I’ve been writing about music since 1975, early on publishing classical music reviews in the Chicago Reader and jazz reviews in Down Beat. Over the years, covering classical music and jazz simultaneously, I’ve written for Fugue and Coda (Canadian magazines), Tempo and The Wire (both England), the American Record Guide and Point of Departure (an online publication—where I’m currently a regular columnist), to mention just a few. I’ve been a Fanfare contributor since 1991—oops, make that 1990. Glad I double-checked. From 1981–88, I was editor of Down Beat magazine. I’ve written liner notes for over 200 jazz and classical recordings. And I’m very proud to say that I was a founding member—and was elected the first president—of the Jazz Journalists Association.

Outside of the critical arena, I’ve produced 31 recordings, including three on which I arranged the music and conducted the ensembles: three compositions by Anthony Braxton, Cornelius Cardew’s Material, and Cardew’s Treatise (the premiere recording of the complete 193-page graphic score). For 25 years I served on the programming committee of the Chicago Jazz Festival, and was the committee’s chairman from 2001 through 2007. (I won’t mention the bar band—okay, The Tirebiters; extra points if you can cite the origin of the name—which I played in nearly half of my life ago.)

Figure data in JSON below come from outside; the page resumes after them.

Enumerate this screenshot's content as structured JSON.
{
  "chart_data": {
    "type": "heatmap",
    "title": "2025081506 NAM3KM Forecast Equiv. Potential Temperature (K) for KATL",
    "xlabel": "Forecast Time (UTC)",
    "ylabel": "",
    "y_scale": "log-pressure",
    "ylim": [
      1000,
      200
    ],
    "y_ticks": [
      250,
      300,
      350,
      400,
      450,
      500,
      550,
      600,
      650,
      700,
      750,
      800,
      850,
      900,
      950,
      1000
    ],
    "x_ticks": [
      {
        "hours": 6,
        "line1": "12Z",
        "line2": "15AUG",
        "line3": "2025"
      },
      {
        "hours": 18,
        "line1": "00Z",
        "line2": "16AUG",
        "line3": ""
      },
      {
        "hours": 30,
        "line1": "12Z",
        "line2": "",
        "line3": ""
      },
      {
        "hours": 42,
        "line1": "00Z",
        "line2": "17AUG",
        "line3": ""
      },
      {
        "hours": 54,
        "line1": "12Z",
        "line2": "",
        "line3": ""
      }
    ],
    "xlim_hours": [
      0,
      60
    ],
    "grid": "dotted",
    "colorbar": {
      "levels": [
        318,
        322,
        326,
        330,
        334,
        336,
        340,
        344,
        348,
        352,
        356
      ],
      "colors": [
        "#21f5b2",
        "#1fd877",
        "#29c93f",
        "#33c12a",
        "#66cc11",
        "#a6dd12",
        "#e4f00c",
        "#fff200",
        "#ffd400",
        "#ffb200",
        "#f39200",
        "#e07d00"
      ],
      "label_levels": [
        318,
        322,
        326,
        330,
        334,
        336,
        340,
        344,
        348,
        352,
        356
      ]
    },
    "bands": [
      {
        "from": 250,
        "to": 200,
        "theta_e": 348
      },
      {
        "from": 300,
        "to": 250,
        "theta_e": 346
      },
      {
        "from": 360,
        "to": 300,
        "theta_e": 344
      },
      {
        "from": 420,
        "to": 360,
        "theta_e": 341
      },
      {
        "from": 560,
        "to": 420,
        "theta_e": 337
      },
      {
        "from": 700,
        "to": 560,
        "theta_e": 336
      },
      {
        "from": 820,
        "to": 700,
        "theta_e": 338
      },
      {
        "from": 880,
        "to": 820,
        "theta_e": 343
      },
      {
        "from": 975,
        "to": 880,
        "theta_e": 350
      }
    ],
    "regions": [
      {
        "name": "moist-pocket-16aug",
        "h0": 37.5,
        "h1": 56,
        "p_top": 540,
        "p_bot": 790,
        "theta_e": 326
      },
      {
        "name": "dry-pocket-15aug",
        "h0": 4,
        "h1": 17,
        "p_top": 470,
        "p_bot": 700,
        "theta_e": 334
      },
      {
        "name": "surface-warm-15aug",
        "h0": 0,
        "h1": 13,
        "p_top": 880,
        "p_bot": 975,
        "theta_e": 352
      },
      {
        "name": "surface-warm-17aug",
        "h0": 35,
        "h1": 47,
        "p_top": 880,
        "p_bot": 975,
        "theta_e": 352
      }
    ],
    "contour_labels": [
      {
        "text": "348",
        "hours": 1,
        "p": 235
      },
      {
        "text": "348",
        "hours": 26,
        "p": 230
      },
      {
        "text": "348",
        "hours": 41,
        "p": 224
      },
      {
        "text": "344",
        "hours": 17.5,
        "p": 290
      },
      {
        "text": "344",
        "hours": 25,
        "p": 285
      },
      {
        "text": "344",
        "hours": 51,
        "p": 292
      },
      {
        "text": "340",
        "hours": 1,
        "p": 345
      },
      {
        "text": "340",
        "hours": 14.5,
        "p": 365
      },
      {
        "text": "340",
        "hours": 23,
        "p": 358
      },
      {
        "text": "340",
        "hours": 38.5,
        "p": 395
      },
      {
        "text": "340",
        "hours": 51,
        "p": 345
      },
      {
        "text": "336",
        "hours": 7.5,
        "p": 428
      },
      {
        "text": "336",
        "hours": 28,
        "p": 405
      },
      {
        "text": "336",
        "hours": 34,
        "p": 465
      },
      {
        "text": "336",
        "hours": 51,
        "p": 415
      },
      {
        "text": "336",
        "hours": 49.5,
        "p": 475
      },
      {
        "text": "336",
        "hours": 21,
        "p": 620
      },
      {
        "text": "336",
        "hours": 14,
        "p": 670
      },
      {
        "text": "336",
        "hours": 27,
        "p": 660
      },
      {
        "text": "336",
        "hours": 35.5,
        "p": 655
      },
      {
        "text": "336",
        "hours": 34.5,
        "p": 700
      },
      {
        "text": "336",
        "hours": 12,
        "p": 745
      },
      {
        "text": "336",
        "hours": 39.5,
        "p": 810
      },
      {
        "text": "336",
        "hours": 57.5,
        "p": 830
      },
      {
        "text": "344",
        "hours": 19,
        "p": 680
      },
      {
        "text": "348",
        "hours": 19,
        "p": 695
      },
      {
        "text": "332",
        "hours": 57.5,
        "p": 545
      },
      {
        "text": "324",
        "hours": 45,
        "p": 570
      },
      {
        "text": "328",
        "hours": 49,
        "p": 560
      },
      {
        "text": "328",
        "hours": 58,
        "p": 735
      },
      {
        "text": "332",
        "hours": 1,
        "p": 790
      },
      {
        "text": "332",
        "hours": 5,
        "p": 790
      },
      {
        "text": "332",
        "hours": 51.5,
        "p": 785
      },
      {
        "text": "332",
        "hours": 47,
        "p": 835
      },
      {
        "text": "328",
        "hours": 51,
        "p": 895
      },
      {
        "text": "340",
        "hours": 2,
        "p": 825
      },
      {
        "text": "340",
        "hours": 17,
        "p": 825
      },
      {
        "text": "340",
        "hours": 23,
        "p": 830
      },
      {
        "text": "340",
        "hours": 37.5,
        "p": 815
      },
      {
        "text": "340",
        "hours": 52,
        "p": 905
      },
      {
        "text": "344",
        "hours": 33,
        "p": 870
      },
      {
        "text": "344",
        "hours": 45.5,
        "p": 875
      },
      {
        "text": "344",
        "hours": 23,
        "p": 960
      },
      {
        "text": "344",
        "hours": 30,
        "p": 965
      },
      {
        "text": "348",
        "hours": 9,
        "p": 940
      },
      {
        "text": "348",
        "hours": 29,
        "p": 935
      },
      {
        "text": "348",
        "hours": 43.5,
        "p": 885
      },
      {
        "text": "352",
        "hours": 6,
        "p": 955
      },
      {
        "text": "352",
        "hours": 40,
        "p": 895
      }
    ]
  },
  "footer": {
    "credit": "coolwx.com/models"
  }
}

I’ve been teaching poetry (and occasionally, criticism) at Columbia College, Chicago, for a couple of decades now (tempus freakin’ fugit), and several years back I coedited (with Nathaniel Mackey) Moment’s Notice: Jazz in Poetry and Prose, an anthology published by Coffee House Press (and still in print). I’ve done lots of other things since I turned 21, but we needn’t go into all that.